The Department of Mental Health Law and Policy has developed training to address the issues of ethical standards in Behavioral Health Services Research. Historically, much of the discussion of research ethics has focused on the use of clinical trials in biomedical research. In the behavioral health area, trials for psychopharmaceutical research have received the most attention. In contrast, these workshops will focus on ethical and legal issues that arise in the conduct of less invasive behavioral health services research in which people with serious mental illness are involved. We have chosen this focus for three reasons.

First, services research has become increasingly important given the dramatic changes in the financing and organization of health and behavioral health services that have occurred over the last decade. It is estimated that expenditures for mental health and substance abuse services comprise approximately 15 percent of all health care spending in the United States, and many cost containment strategies have been adopted in recent years in an effort to contain the rate of inflation in those expenditures.

Second, the ethical and legal issues that lie at the heart of almost all biomedical research (questions of individual capacity; whether participation is voluntary; concerns regarding confidentiality) may be exacerbated when people with serious mental illnesses are participants. For example, severe mental illness may compromise decision-making capacity to a greater degree than is the case with other populations. Confidentiality concerns may be more pressing because of the continuing stigma associated with mental illness. Perceptions as to what is coercive may be quite different from the viewpoint of the person with mental illness and the perspective of the researcher or practitioner. It is important for researchers and IRB members to understand that the issues they commonly address may be different in the context of research involving individuals with serious mental illness.
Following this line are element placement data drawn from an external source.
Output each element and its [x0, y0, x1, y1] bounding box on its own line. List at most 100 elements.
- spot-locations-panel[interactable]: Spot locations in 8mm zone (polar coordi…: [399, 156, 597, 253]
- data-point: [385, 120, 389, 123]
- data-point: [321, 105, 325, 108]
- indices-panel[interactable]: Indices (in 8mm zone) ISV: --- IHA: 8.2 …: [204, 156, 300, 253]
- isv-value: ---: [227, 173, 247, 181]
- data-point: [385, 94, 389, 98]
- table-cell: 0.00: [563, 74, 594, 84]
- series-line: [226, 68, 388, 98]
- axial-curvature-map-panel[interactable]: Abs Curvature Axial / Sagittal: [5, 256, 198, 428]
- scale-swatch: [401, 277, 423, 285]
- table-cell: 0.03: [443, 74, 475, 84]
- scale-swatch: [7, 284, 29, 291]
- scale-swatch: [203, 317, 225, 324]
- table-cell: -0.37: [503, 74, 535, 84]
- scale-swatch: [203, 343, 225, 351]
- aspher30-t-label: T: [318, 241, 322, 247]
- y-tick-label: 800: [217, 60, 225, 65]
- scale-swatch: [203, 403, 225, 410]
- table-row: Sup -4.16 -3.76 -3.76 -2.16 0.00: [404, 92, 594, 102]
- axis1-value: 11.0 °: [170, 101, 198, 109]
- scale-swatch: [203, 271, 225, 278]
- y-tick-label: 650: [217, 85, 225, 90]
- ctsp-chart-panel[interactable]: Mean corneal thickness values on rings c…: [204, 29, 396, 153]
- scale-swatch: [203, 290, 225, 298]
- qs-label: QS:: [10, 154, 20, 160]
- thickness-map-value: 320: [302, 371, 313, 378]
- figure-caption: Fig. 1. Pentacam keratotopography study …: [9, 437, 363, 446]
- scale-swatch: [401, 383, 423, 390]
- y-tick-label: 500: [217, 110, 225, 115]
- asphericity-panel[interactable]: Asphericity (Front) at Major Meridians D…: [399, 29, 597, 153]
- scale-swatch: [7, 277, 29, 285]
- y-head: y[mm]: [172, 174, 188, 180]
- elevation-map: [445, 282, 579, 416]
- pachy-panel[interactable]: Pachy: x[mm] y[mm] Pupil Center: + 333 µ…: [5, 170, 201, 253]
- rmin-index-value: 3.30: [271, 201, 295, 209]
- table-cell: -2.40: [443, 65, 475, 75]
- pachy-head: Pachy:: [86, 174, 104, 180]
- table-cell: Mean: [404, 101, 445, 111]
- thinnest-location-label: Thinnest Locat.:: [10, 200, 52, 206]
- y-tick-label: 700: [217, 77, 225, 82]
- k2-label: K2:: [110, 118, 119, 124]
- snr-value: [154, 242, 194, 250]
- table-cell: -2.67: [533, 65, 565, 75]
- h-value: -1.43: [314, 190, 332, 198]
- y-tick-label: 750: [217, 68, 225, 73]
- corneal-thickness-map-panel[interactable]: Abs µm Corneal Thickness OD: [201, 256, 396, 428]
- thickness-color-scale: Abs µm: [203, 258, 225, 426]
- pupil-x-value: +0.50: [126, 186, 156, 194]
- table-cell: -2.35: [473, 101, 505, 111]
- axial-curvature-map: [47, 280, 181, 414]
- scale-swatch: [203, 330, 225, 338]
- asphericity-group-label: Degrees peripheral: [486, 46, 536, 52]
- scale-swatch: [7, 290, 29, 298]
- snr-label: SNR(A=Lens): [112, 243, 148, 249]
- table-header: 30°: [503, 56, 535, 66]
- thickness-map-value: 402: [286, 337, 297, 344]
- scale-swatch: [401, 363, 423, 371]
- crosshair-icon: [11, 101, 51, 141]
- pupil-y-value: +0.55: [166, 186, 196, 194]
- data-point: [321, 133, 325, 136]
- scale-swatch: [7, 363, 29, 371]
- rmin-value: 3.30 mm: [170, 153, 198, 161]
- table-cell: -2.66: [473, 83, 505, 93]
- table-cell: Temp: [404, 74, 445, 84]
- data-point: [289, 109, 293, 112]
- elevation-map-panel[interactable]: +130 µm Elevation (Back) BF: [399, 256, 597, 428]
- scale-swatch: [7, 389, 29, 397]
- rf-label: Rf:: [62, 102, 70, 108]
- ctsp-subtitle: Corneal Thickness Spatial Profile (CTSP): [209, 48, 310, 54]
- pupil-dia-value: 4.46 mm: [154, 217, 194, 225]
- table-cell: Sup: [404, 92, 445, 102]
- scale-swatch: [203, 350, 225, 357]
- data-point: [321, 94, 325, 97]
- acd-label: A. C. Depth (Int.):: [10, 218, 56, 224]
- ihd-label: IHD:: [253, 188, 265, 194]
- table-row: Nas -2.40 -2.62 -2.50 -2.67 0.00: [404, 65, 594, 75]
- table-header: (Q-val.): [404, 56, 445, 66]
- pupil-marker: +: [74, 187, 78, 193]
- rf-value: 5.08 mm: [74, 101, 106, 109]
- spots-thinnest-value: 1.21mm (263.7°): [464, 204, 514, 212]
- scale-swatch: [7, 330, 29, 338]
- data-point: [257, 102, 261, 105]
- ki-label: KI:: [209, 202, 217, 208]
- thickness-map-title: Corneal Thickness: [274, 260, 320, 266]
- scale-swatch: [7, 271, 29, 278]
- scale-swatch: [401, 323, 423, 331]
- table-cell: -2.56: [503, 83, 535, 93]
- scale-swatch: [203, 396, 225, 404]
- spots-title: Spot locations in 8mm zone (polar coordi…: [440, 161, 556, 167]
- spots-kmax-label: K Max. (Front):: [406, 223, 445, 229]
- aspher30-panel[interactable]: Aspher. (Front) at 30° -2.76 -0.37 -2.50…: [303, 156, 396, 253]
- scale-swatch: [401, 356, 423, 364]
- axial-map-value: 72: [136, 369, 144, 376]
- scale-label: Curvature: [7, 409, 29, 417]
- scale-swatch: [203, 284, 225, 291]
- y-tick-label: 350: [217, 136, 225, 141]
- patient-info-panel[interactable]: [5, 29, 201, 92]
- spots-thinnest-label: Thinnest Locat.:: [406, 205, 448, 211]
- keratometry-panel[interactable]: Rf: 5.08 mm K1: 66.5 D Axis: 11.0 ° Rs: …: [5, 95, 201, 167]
Finally, the technology used in services research, while seemingly innocuous on its face, may be problematic when employed with people with serious mental illness or when raising questions regarding the mental health of respondents. For example, a common technique in services research is the use of surveys. Yet as one study reported, approximately 10% of the individuals surveyed indicated becoming emotionally distressed by questions concerning psychological symptoms. In a subsequent study, 7% of the respondents to a community survey of elderly persons on dementia reported that the survey made them distressed, depressed, or constituted an invasion of their privacy.

Other information-gathering techniques (e.g., follow-up telephone calls or home visits) may raise similar concerns. For example, if the distress caused is significant in a particular case, it raises a collateral issue of importance: what is the researcher's ethical and legal obligation to address the participant's distress caused by the researcher's methodology?

In addition, as services research proceeds, the collection of information may raise new ethical questions. For example, if a researcher obtains access to a variety of data bases on service utilization, and then links previously unrelated systems, he or she may create a much more comprehensive profile of the individual than would be available simply through using discrete data sources. Does this ability to link data sets require the consent of the individual before it is utilized? Do confidentiality and privacy become distinct issues in such a setting?

By focusing on services research in which people with serious mental illness are we able to address issues that are related to but different in application than the ethical and legal issues ordinarily associated with biomedical research employing clinical trials.